The South Korean gaming industry is expected to be hit hard following the World Health Organization’s (WHO) decision in May to add ‘gaming disorder’ to its International Classification of Diseases.
But game developers and professional gamers are not too happy with WHO which has described the disorder as a pattern of behavior whereby the player has ‘impaired control’ and gives priority to gaming ‘over other activities to the extent that gaming takes precedence’.
Reports say that due to the classification, South Korea is likely to lose US$9.45 billion in revenue. According to South China Morning Post, South Korea’s economy would take a huge financial hit over a period of three years if the disorder was ‘officially recognized’. Moreover, gaming exports are set to record a further 1.1 trillion won loss by the third year.
In light of this, South Korea’s culture ministry has written a letter to WHO in May highlighting its opposition. The Yonhap news agency said Seoul has opposed the codification of gaming addiction as a disease. The Ministry has also pointed out a study by Konkuk University that highlights people turning to gaming because of stress at school, peer pressure and parental behavior. “From a clinical perspective, the letter asserted that gaming did not directly cause changes in the brain, and pre-existing conditions such as attention deficit hyperactivity disorder could result in compulsive gaming,” a report said.
In regards to gaming addiction, South Korea has a policy in place to curb the problem. The country introduced a law in 2012 to ban children under 16-years-of-age from playing online between midnight and 6 am. This law, known as Cinderella law cost the country, according to SCMP a huge US$2.4 billion in the first three years after its implementation.

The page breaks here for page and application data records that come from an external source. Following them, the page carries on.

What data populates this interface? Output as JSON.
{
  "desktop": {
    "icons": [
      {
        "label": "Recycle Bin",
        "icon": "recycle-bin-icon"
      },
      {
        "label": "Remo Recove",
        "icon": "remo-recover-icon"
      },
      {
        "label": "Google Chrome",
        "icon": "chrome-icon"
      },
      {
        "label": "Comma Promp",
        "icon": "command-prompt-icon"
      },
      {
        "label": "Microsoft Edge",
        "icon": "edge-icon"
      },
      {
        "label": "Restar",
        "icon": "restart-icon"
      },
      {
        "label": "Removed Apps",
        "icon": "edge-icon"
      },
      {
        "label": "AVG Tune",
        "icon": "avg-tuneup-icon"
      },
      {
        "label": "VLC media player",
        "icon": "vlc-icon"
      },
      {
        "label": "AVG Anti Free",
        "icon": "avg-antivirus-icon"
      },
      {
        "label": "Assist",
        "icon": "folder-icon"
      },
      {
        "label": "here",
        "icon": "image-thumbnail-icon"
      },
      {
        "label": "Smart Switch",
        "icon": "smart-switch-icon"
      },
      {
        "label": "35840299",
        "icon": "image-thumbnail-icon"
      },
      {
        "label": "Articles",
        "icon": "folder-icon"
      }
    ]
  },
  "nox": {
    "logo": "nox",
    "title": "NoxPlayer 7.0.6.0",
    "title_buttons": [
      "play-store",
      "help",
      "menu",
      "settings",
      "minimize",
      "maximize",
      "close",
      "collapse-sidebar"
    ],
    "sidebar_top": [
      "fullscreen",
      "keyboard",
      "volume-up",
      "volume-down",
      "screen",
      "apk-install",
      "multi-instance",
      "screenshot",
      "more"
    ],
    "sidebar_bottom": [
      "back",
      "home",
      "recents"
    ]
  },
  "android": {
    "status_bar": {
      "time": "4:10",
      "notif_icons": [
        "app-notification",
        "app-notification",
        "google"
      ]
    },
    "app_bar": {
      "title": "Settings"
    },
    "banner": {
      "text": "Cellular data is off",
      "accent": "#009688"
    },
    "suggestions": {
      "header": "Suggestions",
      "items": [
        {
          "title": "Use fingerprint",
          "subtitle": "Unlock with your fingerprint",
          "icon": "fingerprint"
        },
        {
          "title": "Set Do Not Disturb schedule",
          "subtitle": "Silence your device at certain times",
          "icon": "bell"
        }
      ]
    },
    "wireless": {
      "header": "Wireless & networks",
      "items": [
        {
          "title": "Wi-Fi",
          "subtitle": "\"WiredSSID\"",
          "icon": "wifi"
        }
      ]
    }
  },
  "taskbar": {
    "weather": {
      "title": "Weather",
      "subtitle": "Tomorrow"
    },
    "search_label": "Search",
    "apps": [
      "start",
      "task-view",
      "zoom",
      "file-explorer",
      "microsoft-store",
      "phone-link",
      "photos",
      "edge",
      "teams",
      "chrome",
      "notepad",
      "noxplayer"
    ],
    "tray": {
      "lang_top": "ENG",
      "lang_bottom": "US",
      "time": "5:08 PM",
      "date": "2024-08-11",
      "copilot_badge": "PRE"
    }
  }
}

An expert, Shim Yong-Chool from the National Centre for Youth Internet Addiction Treatment, said about 16% of the country’s teens are at risk of developing some kind of gaming addiction. Yong-Chool said that most of the young people he helps to treat who heavily depend on games tend to exhibit signs of depression and use gaming as an escape route. “Treatment focuses more on what is making them depressed, than their addiction to video games,” he explained. “If we do end up adopting WHO’s new measures, we will need to research more into how bad the state of our game addiction situation is and develop better prevention methods for the youth.”
Meanwhile, an economist Wi Jung-Hyun, a professor at Chung-Ang University said they have to see whether games themselves are addictive or if there are outside factors that make people addicted. The professor described it as a clash between generations and compared gamers who overindulged to absentee fathers who went out on fishing trips for weeks on end. He said that more research and survey needs to be done.